COPD

A recent study assessed the impact of exercise on the cytokine levels and epigenetic signals in patients experiencing chronic obstructive pulmonary disease (COPD).

 

Chronic obstructive pulmonary disease (COPD) has been identified as a major contributor to global mortality. The World Health Organization predicts that COPD will become the 3rd leading cause of death by 2030. The disease is particularly dangerous due to its long-term impact on the individual. COPD is described as a limitation of airflow within the respiratory system. It is often a result of smoking or exposure to air pollution. Cigarette smoking induces an immune response which causes inflammation. This inflammation is a result of epigenetic regulation of genes. Research published in Respiratory Physiology and Neurobiology studied the impact of the environmental factor of exercise, on inflammatory and epigenetic markers in COPD patients.

An exercise regime of 24 90-minute sessions conducted 3 times a week was assigned to 10 patients from a pulmonary rehabilitation program.

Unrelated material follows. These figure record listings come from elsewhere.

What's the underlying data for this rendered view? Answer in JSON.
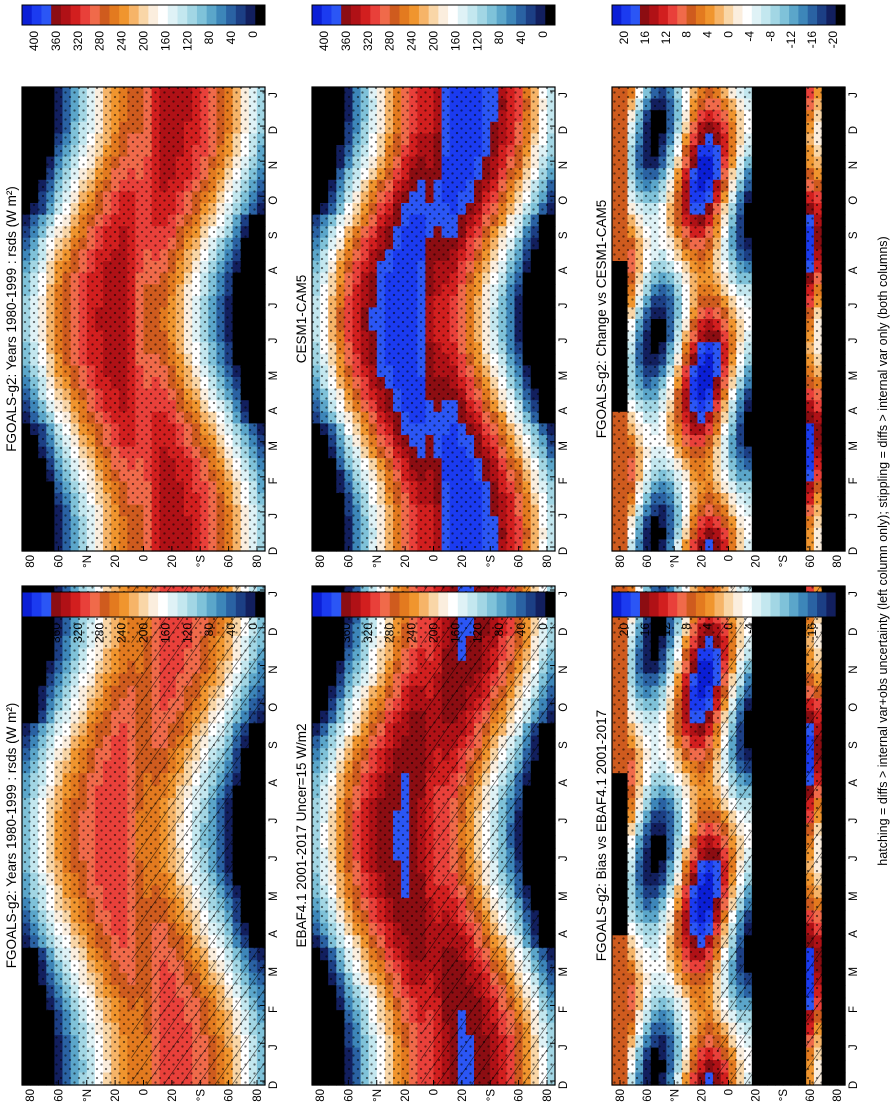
{
  "footnote": "hatching = diffs > internal var+obs uncertainty (left column only); stippling = diffs > internal var only (both columns)",
  "colorbars": {
    "absolute": {
      "labels": [
        "400",
        "360",
        "320",
        "280",
        "240",
        "200",
        "160",
        "120",
        "80",
        "40",
        "0"
      ],
      "colors": [
        "#0b1fd6",
        "#1b3bf0",
        "#2b56f5",
        "#8c0d12",
        "#b01116",
        "#d21f1f",
        "#e9403a",
        "#f06a4a",
        "#cf5b1e",
        "#e37a1f",
        "#f0952e",
        "#f6b468",
        "#f9d6a7",
        "#fbeede",
        "#ffffff",
        "#dff2f6",
        "#c3e7ef",
        "#a2d6e4",
        "#7fc2d9",
        "#5ba6ca",
        "#3d86b9",
        "#2a62a3",
        "#1c3f85",
        "#121f5e",
        "#000000"
      ]
    },
    "difference": {
      "labels": [
        "20",
        "16",
        "12",
        "8",
        "4",
        "0",
        "-4",
        "-8",
        "-12",
        "-16",
        "-20"
      ],
      "colors": [
        "#0b1fd6",
        "#1b3bf0",
        "#2b56f5",
        "#8c0d12",
        "#b01116",
        "#d21f1f",
        "#e9403a",
        "#f06a4a",
        "#cf5b1e",
        "#e37a1f",
        "#f0952e",
        "#f6b468",
        "#f9d6a7",
        "#fbeede",
        "#ffffff",
        "#dff2f6",
        "#c3e7ef",
        "#a2d6e4",
        "#7fc2d9",
        "#5ba6ca",
        "#3d86b9",
        "#2a62a3",
        "#1c3f85",
        "#121f5e",
        "#000000"
      ]
    }
  },
  "chart_data": [
    {
      "type": "heatmap",
      "title": "FGOALS-g2: Years 1980-1999 : rsds (W m²)",
      "x_ticks": [
        "D",
        "J",
        "F",
        "M",
        "A",
        "M",
        "J",
        "J",
        "A",
        "S",
        "O",
        "N",
        "D",
        "J"
      ],
      "y_ticks": [
        "80",
        "60",
        "°N",
        "20",
        "0",
        "20",
        "°S",
        "60",
        "80"
      ],
      "colorbar": "absolute",
      "stippling": true,
      "hatching": true
    },
    {
      "type": "heatmap",
      "title": "FGOALS-g2: Years 1980-1999 : rsds (W m²)",
      "x_ticks": [
        "D",
        "J",
        "F",
        "M",
        "A",
        "M",
        "J",
        "J",
        "A",
        "S",
        "O",
        "N",
        "D",
        "J"
      ],
      "y_ticks": [
        "80",
        "60",
        "°N",
        "20",
        "0",
        "20",
        "°S",
        "60",
        "80"
      ],
      "colorbar": "absolute",
      "stippling": true,
      "hatching": false
    },
    {
      "type": "heatmap",
      "title": "EBAF4.1 2001-2017 Uncer=15 W/m2",
      "x_ticks": [
        "D",
        "J",
        "F",
        "M",
        "A",
        "M",
        "J",
        "J",
        "A",
        "S",
        "O",
        "N",
        "D",
        "J"
      ],
      "y_ticks": [
        "80",
        "60",
        "°N",
        "20",
        "0",
        "20",
        "°S",
        "60",
        "80"
      ],
      "colorbar": "absolute",
      "stippling": true,
      "hatching": true
    },
    {
      "type": "heatmap",
      "title": "CESM1-CAM5",
      "x_ticks": [
        "D",
        "J",
        "F",
        "M",
        "A",
        "M",
        "J",
        "J",
        "A",
        "S",
        "O",
        "N",
        "D",
        "J"
      ],
      "y_ticks": [
        "80",
        "60",
        "°N",
        "20",
        "0",
        "20",
        "°S",
        "60",
        "80"
      ],
      "colorbar": "absolute",
      "stippling": true,
      "hatching": false
    },
    {
      "type": "heatmap",
      "title": "FGOALS-g2: Bias vs EBAF4.1 2001-2017",
      "x_ticks": [
        "D",
        "J",
        "F",
        "M",
        "A",
        "M",
        "J",
        "J",
        "A",
        "S",
        "O",
        "N",
        "D",
        "J"
      ],
      "y_ticks": [
        "80",
        "60",
        "°N",
        "20",
        "0",
        "20",
        "°S",
        "60",
        "80"
      ],
      "colorbar": "difference",
      "stippling": true,
      "hatching": true
    },
    {
      "type": "heatmap",
      "title": "FGOALS-g2: Change vs CESM1-CAM5",
      "x_ticks": [
        "D",
        "J",
        "F",
        "M",
        "A",
        "M",
        "J",
        "J",
        "A",
        "S",
        "O",
        "N",
        "D",
        "J"
      ],
      "y_ticks": [
        "80",
        "60",
        "°N",
        "20",
        "0",
        "20",
        "°S",
        "60",
        "80"
      ],
      "colorbar": "difference",
      "stippling": true,
      "hatching": false
    }
  ]
}
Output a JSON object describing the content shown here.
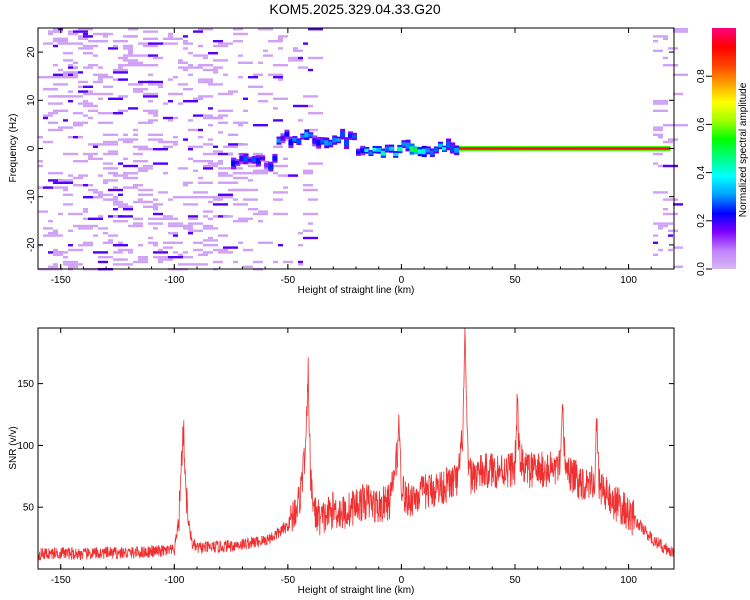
{
  "title": "KOM5.2025.329.04.33.G20",
  "chart_data": [
    {
      "type": "heatmap",
      "xlabel": "Height of straight line (km)",
      "ylabel": "Frequency (Hz)",
      "xlim": [
        -160,
        120
      ],
      "ylim": [
        -25,
        25
      ],
      "xticks": [
        -150,
        -100,
        -50,
        0,
        50,
        100
      ],
      "yticks": [
        -20,
        -10,
        0,
        10,
        20
      ],
      "colorbar": {
        "label": "Normalized spectral amplitude",
        "ticks": [
          0.0,
          0.2,
          0.4,
          0.6,
          0.8
        ],
        "range": [
          0,
          1
        ],
        "placement": "right",
        "colormap": [
          "#d8b8f0",
          "#c080ff",
          "#8000ff",
          "#0000ff",
          "#00a0ff",
          "#00ffff",
          "#00ff80",
          "#00ff00",
          "#a0ff00",
          "#ffff00",
          "#ffa000",
          "#ff4000",
          "#ff0000",
          "#ff0080"
        ]
      },
      "features": [
        {
          "x_range": [
            25,
            118
          ],
          "freq": 0,
          "amplitude": 0.95
        },
        {
          "x_range": [
            0,
            25
          ],
          "freq": 0,
          "amplitude": 0.5
        },
        {
          "x_range": [
            -20,
            0
          ],
          "freq": -1,
          "amplitude": 0.4
        },
        {
          "x_range": [
            -55,
            -20
          ],
          "freq": 2,
          "amplitude": 0.3
        },
        {
          "x_range": [
            -75,
            -55
          ],
          "freq": -3,
          "amplitude": 0.25
        }
      ],
      "grid": false
    },
    {
      "type": "line",
      "xlabel": "Height of straight line (km)",
      "ylabel": "SNR (v/v)",
      "xlim": [
        -160,
        120
      ],
      "ylim": [
        0,
        195
      ],
      "xticks": [
        -150,
        -100,
        -50,
        0,
        50,
        100
      ],
      "yticks": [
        50,
        100,
        150
      ],
      "line_color": "#f03030",
      "series": [
        {
          "x": [
            -160,
            -150,
            -140,
            -130,
            -120,
            -110,
            -100,
            -98,
            -97,
            -96,
            -95,
            -94,
            -92,
            -90,
            -80,
            -70,
            -60,
            -55,
            -50,
            -45,
            -42,
            -41,
            -40,
            -38,
            -35,
            -30,
            -25,
            -20,
            -15,
            -10,
            -5,
            -2,
            -1,
            0,
            2,
            5,
            10,
            15,
            20,
            25,
            27,
            28,
            29,
            30,
            35,
            40,
            45,
            50,
            51,
            52,
            55,
            60,
            65,
            70,
            71,
            72,
            75,
            80,
            85,
            86,
            87,
            90,
            95,
            100,
            105,
            110,
            115,
            120
          ],
          "y": [
            12,
            13,
            12,
            13,
            13,
            14,
            15,
            40,
            80,
            115,
            70,
            40,
            20,
            17,
            18,
            20,
            23,
            28,
            35,
            55,
            100,
            160,
            70,
            45,
            40,
            48,
            45,
            52,
            55,
            50,
            55,
            90,
            118,
            70,
            55,
            58,
            62,
            65,
            68,
            72,
            110,
            190,
            100,
            75,
            78,
            80,
            80,
            82,
            132,
            90,
            80,
            80,
            80,
            82,
            128,
            85,
            75,
            70,
            72,
            115,
            70,
            60,
            52,
            45,
            35,
            25,
            18,
            12
          ]
        }
      ],
      "grid": false
    }
  ]
}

Blood samples were collected at several time points throughout the study; baseline, immediately following the first exercise session, prior to commencing the 24th session, and at completion of the 24th session. The blood samples were tested for parameters including DNA methylation levels, histone H4 acetylation levels, protein concentration and cytokine levels. A questionnaire was completed by the participants to gauge an understanding of their quality of life.

Results indicated that DNA hypomethylation occurred following the first session with respect to DNA methylation levels at baseline. Global histone H4 acetylation levels remained constant across all the time points. Initially, cytokine levels remained unchanged following the first exercise session. Eventually, there was a rise in interleukin 6 and a decline in transforming growth factor-beta. These trends were recorded after the final session in comparison with the levels recorded prior to the final session. The results suggest that gene expression plays an important role in exercise-induced regulation of inflammatory responses in COPD patients.

This research study provides valuable information towards treatment and therapeutic solutions for COPD patients. Effective exercise programs designed specifically for COPD patients will improve the overall quality of patients while presenting a convenient method of recovery or prevention which avoids potential adverse effects of medications, and the emotional and physical difficulties of hospitalizations. Exercise programs have the potential to lower healthcare costs.